Up until now, I have resisted the lure of a Kindle pretty well.  Like any good free and open source software partisan, I oppose DRM.  Like most geeks, I grew up devouring books, and still love them as physical objects: cheap, known technology that doesn’t need electricity and is quite tolerant of physical abuse.  And it’s still true that browsing a used-book store is one of my very very very favorite things to do.  I don’t want to lose that.


And yet.  I remember the agonizing process of selecting books for a trip, when I was a kid: carefully balancing size and weight against re-readability, weighing the reading level so it wouldn’t be too impossible or boring to get through while not being too simple to be read only once, coordinating with my sister for the maximum effective library size (no point in both of us bringing Nancy Drews).  There is something terribly attractive to me in being able to bring along everything, all in one beautifully slim case.  Resident Geekachica globetrotter A Nonny Mouse likes this feature, too, and also cites the painlessness of getting more books even while in countries that don’t necessarily sell books in your preferred language, another feature I can totally get behind.


But what would it take for me to go completely Kindle and actually prefer ebooks to physical books, the way I now prefer to buy music as DRM-free-mp3s rather than actual CDs?  Something we can’t do with physical books, or can do so much better on a Kindle that it amounts to much the same thing.  And here I see a couple of interesting avenues for the market to explore.

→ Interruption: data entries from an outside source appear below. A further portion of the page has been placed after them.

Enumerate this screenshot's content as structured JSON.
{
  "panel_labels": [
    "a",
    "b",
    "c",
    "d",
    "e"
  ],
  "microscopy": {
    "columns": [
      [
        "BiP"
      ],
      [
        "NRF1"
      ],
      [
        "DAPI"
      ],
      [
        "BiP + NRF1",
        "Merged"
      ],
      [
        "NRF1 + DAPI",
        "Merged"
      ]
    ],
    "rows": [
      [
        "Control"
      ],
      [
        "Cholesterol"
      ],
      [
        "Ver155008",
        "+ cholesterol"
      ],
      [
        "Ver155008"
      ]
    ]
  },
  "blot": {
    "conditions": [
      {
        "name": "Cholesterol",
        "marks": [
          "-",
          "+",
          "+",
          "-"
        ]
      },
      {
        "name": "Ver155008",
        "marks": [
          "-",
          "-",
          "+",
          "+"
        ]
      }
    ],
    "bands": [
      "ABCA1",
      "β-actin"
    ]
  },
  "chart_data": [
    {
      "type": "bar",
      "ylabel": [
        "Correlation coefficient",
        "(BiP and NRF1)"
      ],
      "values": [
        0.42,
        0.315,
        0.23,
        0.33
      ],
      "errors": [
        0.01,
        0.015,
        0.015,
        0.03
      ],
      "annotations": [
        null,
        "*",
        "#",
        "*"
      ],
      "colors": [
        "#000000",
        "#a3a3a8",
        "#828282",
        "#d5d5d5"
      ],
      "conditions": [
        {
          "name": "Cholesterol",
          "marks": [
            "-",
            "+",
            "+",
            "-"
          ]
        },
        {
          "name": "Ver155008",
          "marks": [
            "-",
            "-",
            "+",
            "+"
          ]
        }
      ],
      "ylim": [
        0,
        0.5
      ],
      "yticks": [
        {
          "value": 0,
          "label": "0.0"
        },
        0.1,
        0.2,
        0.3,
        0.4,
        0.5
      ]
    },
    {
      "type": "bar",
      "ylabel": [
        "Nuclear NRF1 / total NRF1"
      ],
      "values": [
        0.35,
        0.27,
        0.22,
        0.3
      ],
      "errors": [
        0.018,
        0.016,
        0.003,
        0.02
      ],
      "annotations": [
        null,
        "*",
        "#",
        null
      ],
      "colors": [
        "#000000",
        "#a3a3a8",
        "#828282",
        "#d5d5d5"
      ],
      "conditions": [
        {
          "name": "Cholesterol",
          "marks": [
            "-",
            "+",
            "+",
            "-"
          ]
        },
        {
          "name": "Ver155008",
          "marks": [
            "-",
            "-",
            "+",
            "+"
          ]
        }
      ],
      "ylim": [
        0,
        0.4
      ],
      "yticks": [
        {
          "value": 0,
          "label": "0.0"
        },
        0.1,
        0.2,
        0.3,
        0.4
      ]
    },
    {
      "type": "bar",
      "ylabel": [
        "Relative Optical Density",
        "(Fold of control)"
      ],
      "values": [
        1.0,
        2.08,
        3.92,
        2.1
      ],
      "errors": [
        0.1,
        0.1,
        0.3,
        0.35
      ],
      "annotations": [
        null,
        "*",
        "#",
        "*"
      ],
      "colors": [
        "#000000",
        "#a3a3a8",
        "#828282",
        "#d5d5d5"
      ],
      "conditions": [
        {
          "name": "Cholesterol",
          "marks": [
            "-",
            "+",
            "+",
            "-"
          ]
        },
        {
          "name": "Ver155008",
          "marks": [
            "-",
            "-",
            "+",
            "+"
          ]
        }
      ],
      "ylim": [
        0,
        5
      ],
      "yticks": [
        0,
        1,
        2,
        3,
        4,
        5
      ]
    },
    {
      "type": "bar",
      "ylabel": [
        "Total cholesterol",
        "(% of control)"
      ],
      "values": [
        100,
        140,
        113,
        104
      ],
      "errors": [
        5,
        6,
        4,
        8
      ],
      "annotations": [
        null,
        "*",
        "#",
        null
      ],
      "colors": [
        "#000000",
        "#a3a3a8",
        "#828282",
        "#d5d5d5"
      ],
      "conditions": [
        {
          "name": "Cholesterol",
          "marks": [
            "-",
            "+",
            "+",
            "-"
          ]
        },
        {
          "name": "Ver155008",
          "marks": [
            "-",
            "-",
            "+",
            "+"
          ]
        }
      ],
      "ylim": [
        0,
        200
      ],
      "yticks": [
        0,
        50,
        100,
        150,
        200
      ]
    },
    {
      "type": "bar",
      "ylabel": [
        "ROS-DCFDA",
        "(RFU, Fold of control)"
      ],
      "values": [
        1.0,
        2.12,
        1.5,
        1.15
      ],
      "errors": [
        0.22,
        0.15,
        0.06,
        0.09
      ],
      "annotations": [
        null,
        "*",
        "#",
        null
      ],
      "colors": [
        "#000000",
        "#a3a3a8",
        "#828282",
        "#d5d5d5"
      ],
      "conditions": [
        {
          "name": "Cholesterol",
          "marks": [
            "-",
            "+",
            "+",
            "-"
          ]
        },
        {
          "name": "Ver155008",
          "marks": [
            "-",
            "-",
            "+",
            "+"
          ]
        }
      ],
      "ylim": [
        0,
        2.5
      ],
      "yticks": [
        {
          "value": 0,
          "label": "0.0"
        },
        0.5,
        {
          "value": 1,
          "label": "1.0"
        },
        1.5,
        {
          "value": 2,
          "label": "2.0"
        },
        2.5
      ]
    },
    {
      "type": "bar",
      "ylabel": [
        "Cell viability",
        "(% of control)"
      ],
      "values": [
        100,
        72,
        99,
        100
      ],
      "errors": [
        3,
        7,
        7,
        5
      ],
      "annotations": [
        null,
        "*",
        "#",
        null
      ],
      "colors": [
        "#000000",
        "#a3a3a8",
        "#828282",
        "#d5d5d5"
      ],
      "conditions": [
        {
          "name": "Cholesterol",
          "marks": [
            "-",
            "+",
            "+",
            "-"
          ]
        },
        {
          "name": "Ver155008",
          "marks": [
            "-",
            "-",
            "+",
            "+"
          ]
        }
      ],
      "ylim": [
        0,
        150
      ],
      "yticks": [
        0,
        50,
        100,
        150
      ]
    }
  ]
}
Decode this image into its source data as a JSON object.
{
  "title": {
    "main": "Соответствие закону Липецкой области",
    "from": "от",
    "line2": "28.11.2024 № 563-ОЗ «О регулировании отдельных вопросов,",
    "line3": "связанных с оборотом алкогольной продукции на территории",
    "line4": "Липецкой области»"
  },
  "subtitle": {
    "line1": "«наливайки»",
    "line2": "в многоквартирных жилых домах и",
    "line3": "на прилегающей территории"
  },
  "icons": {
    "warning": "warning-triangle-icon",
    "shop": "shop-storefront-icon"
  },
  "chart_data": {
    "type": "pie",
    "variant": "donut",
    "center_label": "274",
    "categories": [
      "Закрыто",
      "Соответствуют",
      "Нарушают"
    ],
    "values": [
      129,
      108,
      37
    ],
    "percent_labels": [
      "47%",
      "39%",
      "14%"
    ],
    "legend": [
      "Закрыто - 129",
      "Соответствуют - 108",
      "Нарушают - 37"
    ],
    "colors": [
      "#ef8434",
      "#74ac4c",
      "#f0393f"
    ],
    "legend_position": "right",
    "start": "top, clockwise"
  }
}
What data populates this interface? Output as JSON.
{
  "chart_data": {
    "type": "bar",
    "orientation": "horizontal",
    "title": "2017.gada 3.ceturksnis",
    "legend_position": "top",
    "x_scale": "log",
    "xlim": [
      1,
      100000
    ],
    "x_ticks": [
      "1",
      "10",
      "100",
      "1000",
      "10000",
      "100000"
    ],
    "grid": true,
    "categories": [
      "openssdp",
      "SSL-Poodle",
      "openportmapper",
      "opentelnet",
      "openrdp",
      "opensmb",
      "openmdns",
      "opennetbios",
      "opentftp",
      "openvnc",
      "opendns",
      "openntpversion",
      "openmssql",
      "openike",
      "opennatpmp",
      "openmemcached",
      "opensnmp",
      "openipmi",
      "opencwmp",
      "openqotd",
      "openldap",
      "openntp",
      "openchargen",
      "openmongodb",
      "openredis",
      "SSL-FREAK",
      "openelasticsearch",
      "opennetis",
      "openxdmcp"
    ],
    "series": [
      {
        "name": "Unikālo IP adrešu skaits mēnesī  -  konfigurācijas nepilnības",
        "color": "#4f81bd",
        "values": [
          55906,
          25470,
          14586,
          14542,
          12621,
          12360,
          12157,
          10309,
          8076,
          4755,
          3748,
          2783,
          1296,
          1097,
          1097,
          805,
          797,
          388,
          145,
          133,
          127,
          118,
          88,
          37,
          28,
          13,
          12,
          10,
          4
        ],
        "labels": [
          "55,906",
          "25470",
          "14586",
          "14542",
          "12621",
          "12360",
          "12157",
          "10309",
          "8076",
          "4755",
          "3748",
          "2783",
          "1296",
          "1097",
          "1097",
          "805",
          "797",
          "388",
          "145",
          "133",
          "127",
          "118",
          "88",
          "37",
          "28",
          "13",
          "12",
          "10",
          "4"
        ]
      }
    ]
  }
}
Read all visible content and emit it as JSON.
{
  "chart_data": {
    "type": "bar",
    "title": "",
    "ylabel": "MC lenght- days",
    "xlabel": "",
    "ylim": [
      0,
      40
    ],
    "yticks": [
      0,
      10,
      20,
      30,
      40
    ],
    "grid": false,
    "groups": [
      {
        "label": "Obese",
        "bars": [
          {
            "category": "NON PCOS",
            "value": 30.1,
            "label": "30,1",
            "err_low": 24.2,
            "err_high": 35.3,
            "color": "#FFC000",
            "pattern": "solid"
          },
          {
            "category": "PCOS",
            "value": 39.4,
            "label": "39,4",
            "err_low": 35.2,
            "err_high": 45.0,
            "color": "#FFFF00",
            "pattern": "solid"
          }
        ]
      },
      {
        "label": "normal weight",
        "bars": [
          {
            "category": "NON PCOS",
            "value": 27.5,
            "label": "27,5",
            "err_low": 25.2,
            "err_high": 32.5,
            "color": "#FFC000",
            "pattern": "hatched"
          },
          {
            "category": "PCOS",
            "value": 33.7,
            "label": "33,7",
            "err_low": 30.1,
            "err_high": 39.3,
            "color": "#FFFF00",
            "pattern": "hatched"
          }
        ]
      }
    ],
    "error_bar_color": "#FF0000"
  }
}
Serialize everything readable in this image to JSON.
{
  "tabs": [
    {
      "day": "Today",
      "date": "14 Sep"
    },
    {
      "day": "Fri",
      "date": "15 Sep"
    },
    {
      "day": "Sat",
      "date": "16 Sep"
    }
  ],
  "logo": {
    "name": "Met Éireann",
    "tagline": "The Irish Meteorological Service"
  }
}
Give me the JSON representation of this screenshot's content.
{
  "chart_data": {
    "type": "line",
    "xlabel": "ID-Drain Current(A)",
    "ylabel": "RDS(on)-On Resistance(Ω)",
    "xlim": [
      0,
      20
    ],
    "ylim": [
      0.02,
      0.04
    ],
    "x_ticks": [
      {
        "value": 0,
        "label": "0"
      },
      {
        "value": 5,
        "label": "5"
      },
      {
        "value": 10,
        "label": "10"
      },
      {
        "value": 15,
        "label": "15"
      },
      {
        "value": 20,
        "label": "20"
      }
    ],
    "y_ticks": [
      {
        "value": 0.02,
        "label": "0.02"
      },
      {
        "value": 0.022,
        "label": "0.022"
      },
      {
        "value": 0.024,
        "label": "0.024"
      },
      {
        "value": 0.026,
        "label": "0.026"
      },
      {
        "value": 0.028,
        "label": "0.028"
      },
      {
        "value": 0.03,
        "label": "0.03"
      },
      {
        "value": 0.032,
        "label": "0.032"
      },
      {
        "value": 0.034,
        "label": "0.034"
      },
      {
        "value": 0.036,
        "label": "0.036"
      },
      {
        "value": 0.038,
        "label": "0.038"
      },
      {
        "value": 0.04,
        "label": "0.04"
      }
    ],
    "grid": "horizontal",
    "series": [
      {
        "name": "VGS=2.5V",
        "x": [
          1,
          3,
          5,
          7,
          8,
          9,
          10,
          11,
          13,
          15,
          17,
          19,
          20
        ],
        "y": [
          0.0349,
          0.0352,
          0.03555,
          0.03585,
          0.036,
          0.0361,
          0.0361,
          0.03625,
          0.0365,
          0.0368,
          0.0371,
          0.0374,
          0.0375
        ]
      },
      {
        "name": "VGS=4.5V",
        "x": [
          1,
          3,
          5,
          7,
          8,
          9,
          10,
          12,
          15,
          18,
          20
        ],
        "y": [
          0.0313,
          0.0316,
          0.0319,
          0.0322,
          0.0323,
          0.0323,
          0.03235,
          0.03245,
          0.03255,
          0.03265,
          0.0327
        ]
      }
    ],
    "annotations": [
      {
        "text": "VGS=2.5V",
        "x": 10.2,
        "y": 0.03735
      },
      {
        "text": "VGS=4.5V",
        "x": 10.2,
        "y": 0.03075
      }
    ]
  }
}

One is interactive fiction, like those choose-your-own adventure books I loved as a kid.  Here the Kindle really has a chance to shine, because the stories can be arbitrarily long and complex, and divided into chunks of arbitrary length.  One has already emerged: Amazon’s Dusk World, which so intrigued me when I spotted it on a friend’s Kindle that I checked it out.


Dusk World is not without flaws.  The story is more linear than it seems, with many of the dialogue choices not mattering.  It doesn’t have save points, so if you want to try a different choice, you have to go all the way back to the beginning. But it’s an enormously interesting direction to push ebooks: like a cross between a comic book, a choose-your-own-adventure, and an 80s text adventure game.  I really hope we see more offerings like Dusk World soon, and more experimental fiction.


The other avenue is heavily illustrated works, like one of my favorites from 2007: The Invention of Hugo Cabret.  It’s told partially in pictures and partially in text: a paragraph might end with Hugo seen by the station conductor, the next few pages are illustrations of Hugo evading him, and then the text picks back up.  I have it in hardback, and I do love it–but it’s also huge and heavy, because of all the pages of illustrations.  Now this is a book that was made for the Kindle, where it doesn’t matter how much paper it would have taken.  How about more books like this, and like Scott Westerfeld’s books Leviathan and Behemoth, which are not so illustration-dependent as Hugo Cabret but still benefit hugely from their illustrations?


What does the fiction of the future look like to you, fellow readers?



P.S. Just spotted in the Kindle store: The New World, Patrick Ness’ prequel story to his brilliant “Chaos Walking” trilogy (The Knife of Never Letting Go / The Ask and the Answer / Monsters of Men) is available at the low low price of free. Yay!


* I don’t want to be a shill for Amazon–and I don’t like their IP policies (obligatory link to the EFF)–but neither do I want to type “Kindle/Nook/whatever” and “Amazon/Sony/whatever” all the time.  So for “Kindle”, please read “generic ebook reader”, and for “Amazon” please read “maker of ebook readers”, “seller of ebook readers”, or “seller of ebooks”, depending on context.  Thanks.  I knew I could count on you.